The following charts display the RPX 28 day aggregates for Phoenix, San Diego, San Francisco, Sacramento, Los Angeles, Tampa and Miami.

Notice that they many appear to have topped out with the coming months possibly bringing the continued down trend.

Finally, consider the plight of New York.

Having yet to truly relent under the pressure of the housing decline it’s important to note that New York missed the spring bounce entirely and now appears poised for some serious downside action.

In short, real “organic” home prices (i.e. prices from sales not influenced by government scams) are continuing to decline, strong seasonal markets that worked to lift the S&P/Case-Shiller throughout the spring and early summer will now worked to weigh it down, the worst hit markets appear to be resuming a declining trend and New York is clearly on the verge of a significant home price slide.

All of these factors will contribute to changing the consensus opinion going forward.


  1. Anonymous4:00 PM

    SATT - just fyi - case shiller puts out a seasonally adjusted series too.

    Unfortunately, it too shows a gain in prices - not as much as the non-seasonally adjusted series, but a gain nonetheless.

    Anyways, you might want to consider graphing that one as it may take some of the "noise" out of your data.

  2. Anonymous8:14 PM

    I heard a report on the radio recently advising that anyone who wanted to take advantage of that whopping $8K (up to) grant should have their contract to buy executed by the end of September.

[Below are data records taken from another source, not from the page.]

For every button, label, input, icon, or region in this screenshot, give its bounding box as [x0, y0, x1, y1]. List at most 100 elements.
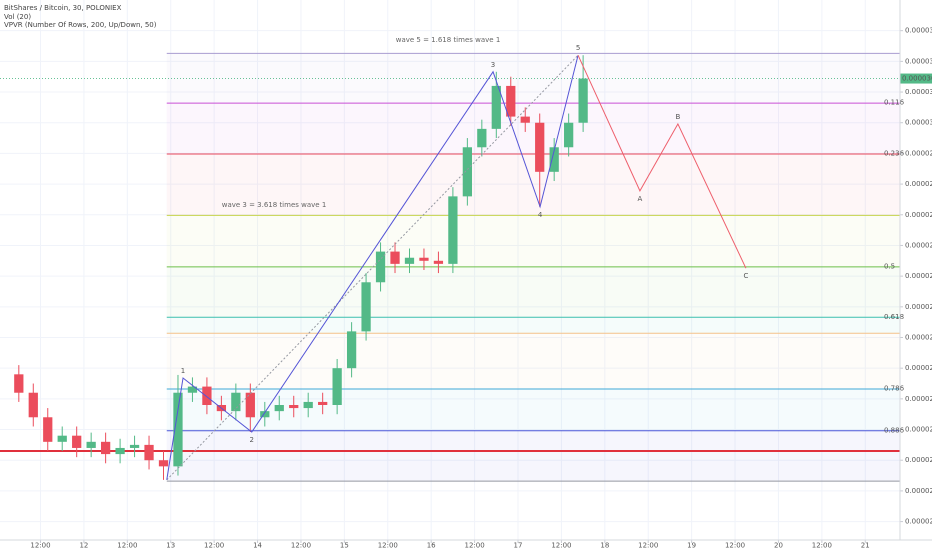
x-tick-label: 12:00 — [812, 542, 832, 550]
level-band — [166, 154, 901, 216]
x-tick-label: 12 — [79, 542, 88, 550]
last-price-box — [900, 73, 932, 84]
wave-label: B — [675, 113, 680, 121]
level-band — [166, 333, 901, 390]
candle-body — [462, 147, 472, 197]
wave-line — [166, 55, 579, 480]
y-tick-label: 0.00002600 — [905, 364, 932, 372]
candle-body — [231, 392, 241, 412]
x-tick-label: 18 — [600, 542, 609, 550]
x-tick-label: 16 — [427, 542, 436, 550]
symbol-title: BitShares / Bitcoin, 30, POLONIEX — [4, 4, 122, 12]
candle-body — [43, 417, 53, 442]
candle-body — [100, 441, 111, 455]
indicator-label: Vol (20) — [4, 13, 31, 21]
candle-body — [144, 444, 154, 461]
y-tick-label: 0.00003100 — [905, 57, 932, 65]
level-band — [166, 317, 901, 334]
x-tick-label: 12:00 — [30, 542, 50, 550]
wave-label: 1 — [181, 367, 185, 375]
x-tick-label: 12:00 — [725, 542, 745, 550]
candle-body — [86, 441, 96, 448]
y-tick-label: 0.00002550 — [905, 395, 932, 403]
wave-label: 2 — [250, 436, 254, 444]
wave-label: C — [743, 272, 748, 280]
annotation: wave 3 = 3.618 times wave 1 — [222, 201, 327, 209]
wave-label: 4 — [538, 211, 543, 219]
candle-body — [346, 331, 357, 369]
trend-line — [166, 54, 579, 481]
fib-label: 0.618 — [884, 313, 904, 321]
level-band — [166, 430, 901, 482]
level-band — [166, 103, 901, 155]
candle-body — [57, 435, 67, 442]
fib-label: 0.116 — [884, 99, 905, 107]
y-tick-label: 0.00003050 — [905, 88, 932, 96]
x-tick-label: 12:00 — [638, 542, 658, 550]
y-tick-label: 0.00002700 — [905, 303, 932, 311]
candle-body — [14, 374, 24, 393]
y-tick-label: 0.00002850 — [905, 211, 932, 219]
candle-body — [578, 78, 588, 123]
x-tick-label: 13 — [166, 542, 175, 550]
candle-body — [535, 122, 545, 172]
x-tick-label: 15 — [340, 542, 349, 550]
candle-body — [129, 444, 140, 448]
candle-body — [520, 116, 530, 123]
y-tick-label: 0.00002450 — [905, 456, 932, 464]
level-band — [166, 266, 901, 318]
last-price-label: 0.00003072 — [902, 75, 932, 83]
y-tick-label: 0.00002400 — [905, 487, 932, 495]
wave-label: A — [638, 195, 643, 203]
candle-body — [477, 128, 487, 148]
y-tick-label: 0.00002750 — [905, 272, 932, 280]
candle-body — [332, 368, 342, 405]
candle-body — [28, 392, 38, 418]
candle-body — [260, 411, 270, 418]
candle-body — [115, 447, 125, 455]
x-tick-label: 20 — [774, 542, 783, 550]
y-tick-label: 0.00002950 — [905, 149, 932, 157]
y-tick-label: 0.00002800 — [905, 241, 932, 249]
candle-body — [245, 392, 255, 418]
x-tick-label: 17 — [514, 542, 523, 550]
x-tick-label: 12:00 — [291, 542, 311, 550]
x-tick-label: 12:00 — [378, 542, 398, 550]
fib-label: 0.236 — [884, 150, 905, 158]
candle-body — [375, 251, 386, 283]
candle-body — [564, 122, 574, 148]
wave-label: 5 — [576, 44, 580, 52]
annotation: wave 5 = 1.618 times wave 1 — [396, 36, 501, 44]
candle-body — [419, 257, 429, 261]
level-band — [166, 215, 901, 267]
candle-body — [404, 257, 415, 264]
candle-body — [72, 435, 82, 448]
y-tick-label: 0.00003000 — [905, 119, 932, 127]
x-tick-label: 21 — [861, 542, 870, 550]
candle-body — [187, 386, 198, 393]
candle-body — [549, 147, 559, 172]
x-tick-label: 12:00 — [117, 542, 137, 550]
candle-body — [361, 282, 371, 332]
y-tick-label: 0.00003150 — [905, 27, 932, 35]
x-tick-label: 12:00 — [551, 542, 571, 550]
x-tick-label: 12:00 — [204, 542, 224, 550]
y-tick-label: 0.00002500 — [905, 426, 932, 434]
fib-label: 0.786 — [884, 385, 905, 393]
y-tick-label: 0.00002900 — [905, 180, 932, 188]
candle-body — [491, 85, 501, 129]
candle-body — [433, 260, 444, 264]
wave-label: 3 — [491, 61, 495, 69]
x-tick-label: 14 — [253, 542, 262, 550]
y-tick-label: 0.00002650 — [905, 334, 932, 342]
candle-body — [173, 392, 183, 467]
candle-body — [318, 401, 328, 405]
x-tick-label: 12:00 — [465, 542, 485, 550]
candle-body — [289, 405, 299, 409]
x-tick-label: 19 — [687, 542, 696, 550]
level-band — [166, 389, 901, 431]
candle-body — [158, 460, 169, 467]
wave-line — [577, 55, 747, 269]
candle-body — [448, 196, 458, 264]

    So soon this anomaly should be all worked out of the data EXCEPT for any after-shock i.e. the record setting (lowest sales in almost 3 decades, I think I heard) slump in car sales following the cash for clunkers program.

    If the up to $8K R.E. incentive creates the same dynamic the sales stats for November and forward for some period should show a similar crash.


  3. Anonymous8:43 PM

    lets face it, if anyone here thinks Congress is going to let this "stimulus" expire at the end of November, they must be smoking the "green shoots" that are apparently growing so quickly around our feet.

    Congress will extend this into next year (most likely until spring). They have no choice. They see the coming wave of foreclosures from the ARM's resetting, and they need to do anything and everything they can to minimize its effect.

    But, in the meantime, they need for it to appear that it will end. This is what is creating the "panic" to buy.

    Interesting times we are living in...

  4. Anon1,

    The first chart is the seasonally adjusted series but remember seasonal adjustment cannot adjust for the effects of government stimulus (unless of course there are a few years of recurring stimulus) so the seasonal adjustments are not providing the most accurate view ...

    Also, just for the record seasonal adjustment is an important tool but we have to always remember that it is not an exact science... its a hash of the source data to find the trend in a trend using (mostly) the data in the series itself...


    Unfortunately the CSI data reports two months back so the markets will still be looking at peak seasonal results for another few months and like anon3, I expect the feds to extend the program.

    I agree yet I do believe that eventually we will chew through most of the "sidelined" buyers who are silly enough to jump for an $8000 gimmick.

    So the stimulating effects will wear down even if the govt extends the program.

    Another thing to keep in mind too is inventory.

    I have noticed an interesting trend around the Boston area... rising inventory into the fall... this is very unusual and I expect the MAR numbers to start picking it up as early as this months report.

    What I think is happening is that there are MANY sidelined sellers.... as they see what appears to be a market bottom (to stocks, housing and the economy) and what appears to be government stoking buying activity, they are trying to get in on it...

    This may be the makings of a lose-lose situation for the feds... if they effectively spur on home buying activity, inventory will increase putting more pressure on prices.. if the don't stimulate buying activity will slow putting pressure on prices.

    I think this is part of fighting an uphill battle of deflation... its pointless to wage a price war against the "invisible hand".